Mantan Dirjen Otonomi Daerah Kemendagri, Djohermansyah Djohan, berpandangan tujuan pelaksanaan Pilkada serentak untuk efisiensi anggaran serta menghindari konflik. Saat menjabat Dirjen Otda, pihaknya telah menghitung pembiayaan Pilkada yang dilakukan tidak serentak. Namun setelah menjadi UU Pilkada, belakangan membengkak anggaran dana yang diluar perkiraan.

“Perhitungan kita waktu itu menghemat 60 persen, tetapi ada laporan menjadi membengkak.Penyebabnya adalah di UU ini biaya ditanggung para kandidat seperti baliho dan lainnya dan  menjadi tanggungan negara,” ujarnya.

Terkait dengan penyelesaian konflik partai, sudah menjadi ranah UU No.2 Tahun 2011 tentang Partai Politik. Namun, ia berpendapat jika Golkar dan PPP tidak mengikuti Pilkada serentak maka akan menjadi persoalan yang mesti mendapat perhatian. Ia berharap Golkar dan PPP tetap mengikuti Pilkada serentak.

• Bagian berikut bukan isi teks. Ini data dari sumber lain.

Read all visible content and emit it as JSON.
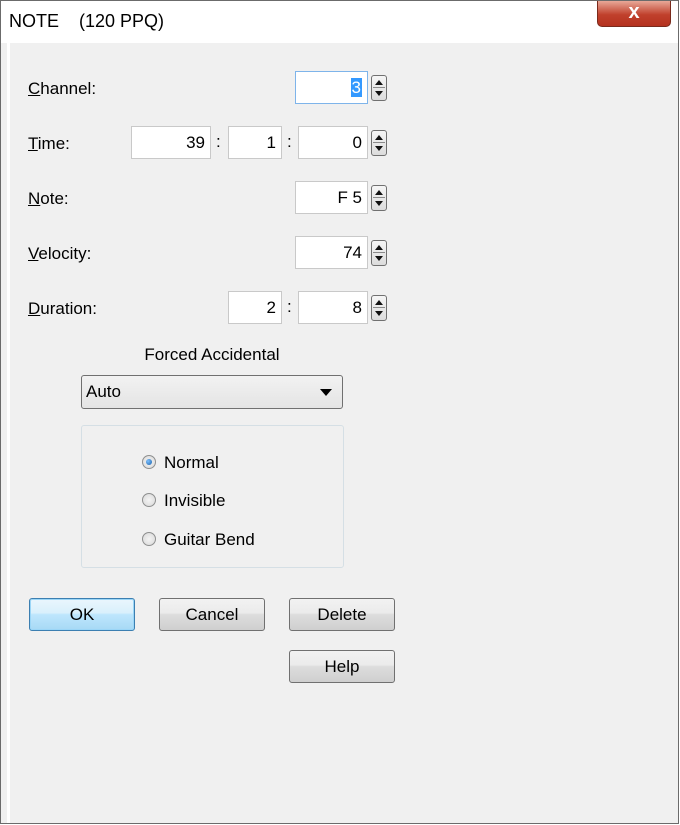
{
  "window": {
    "title": "NOTE    (120 PPQ)",
    "close_glyph": "x"
  },
  "fields": {
    "channel": {
      "label_mnemonic": "C",
      "label_rest": "hannel:",
      "value": "3"
    },
    "time": {
      "label_mnemonic": "T",
      "label_rest": "ime:",
      "bar": "39",
      "beat": "1",
      "tick": "0",
      "separator": ":"
    },
    "note": {
      "label_mnemonic": "N",
      "label_rest": "ote:",
      "value": "F 5"
    },
    "velocity": {
      "label_mnemonic": "V",
      "label_rest": "elocity:",
      "value": "74"
    },
    "duration": {
      "label_mnemonic": "D",
      "label_rest": "uration:",
      "beats": "2",
      "ticks": "8",
      "separator": ":"
    }
  },
  "forced_accidental": {
    "title": "Forced Accidental",
    "selected": "Auto"
  },
  "display_mode": {
    "options": [
      {
        "label": "Normal",
        "checked": true
      },
      {
        "label": "Invisible",
        "checked": false
      },
      {
        "label": "Guitar Bend",
        "checked": false
      }
    ]
  },
  "buttons": {
    "ok": "OK",
    "cancel": "Cancel",
    "delete": "Delete",
    "help": "Help"
  },
  "colors": {
    "selection": "#3399ff",
    "close_button": "#c0402c",
    "default_button_border": "#3c7fb1"
  }
}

“Jangan sampai gagal Pilkada serentak,” ujarnya.

Kendati demikian, dosen Institut Ilmu Pemerintahan (IIP) itu berpandangan UU Pilkada telah memadai dalam pelaksanaan Pilkada serentak. Begitu pula dengan penyelesaian konflik partai sudah menjadi ranah UU Partai Politik. Dengan kata lain, UU Pilkada tak perlu dilakukan revisi. “UU Pilkada sudah siap. So far so ready,” ujarnya. 

Direktur Monitoring, Advokasi, dan Jaringan Pusat Studi Hukum dan Kebijakan (PSHK), Ronald Rofiandri, menilai wacana revisi UU Pilkada patut dipertanyakan. Pasalnya, dalam pembuatan maupun revisi UU mesti menganut asas kepatutan dan ketaatan terhadap UU sebagaimana tertuang dalam UU No.12 Tahun 2011 tentang Pembentukan Peraturan Perundangan.

“Wacana revisi itu belum memenuhi proses di UU No.12 Tahun 2011,” pungkasnya.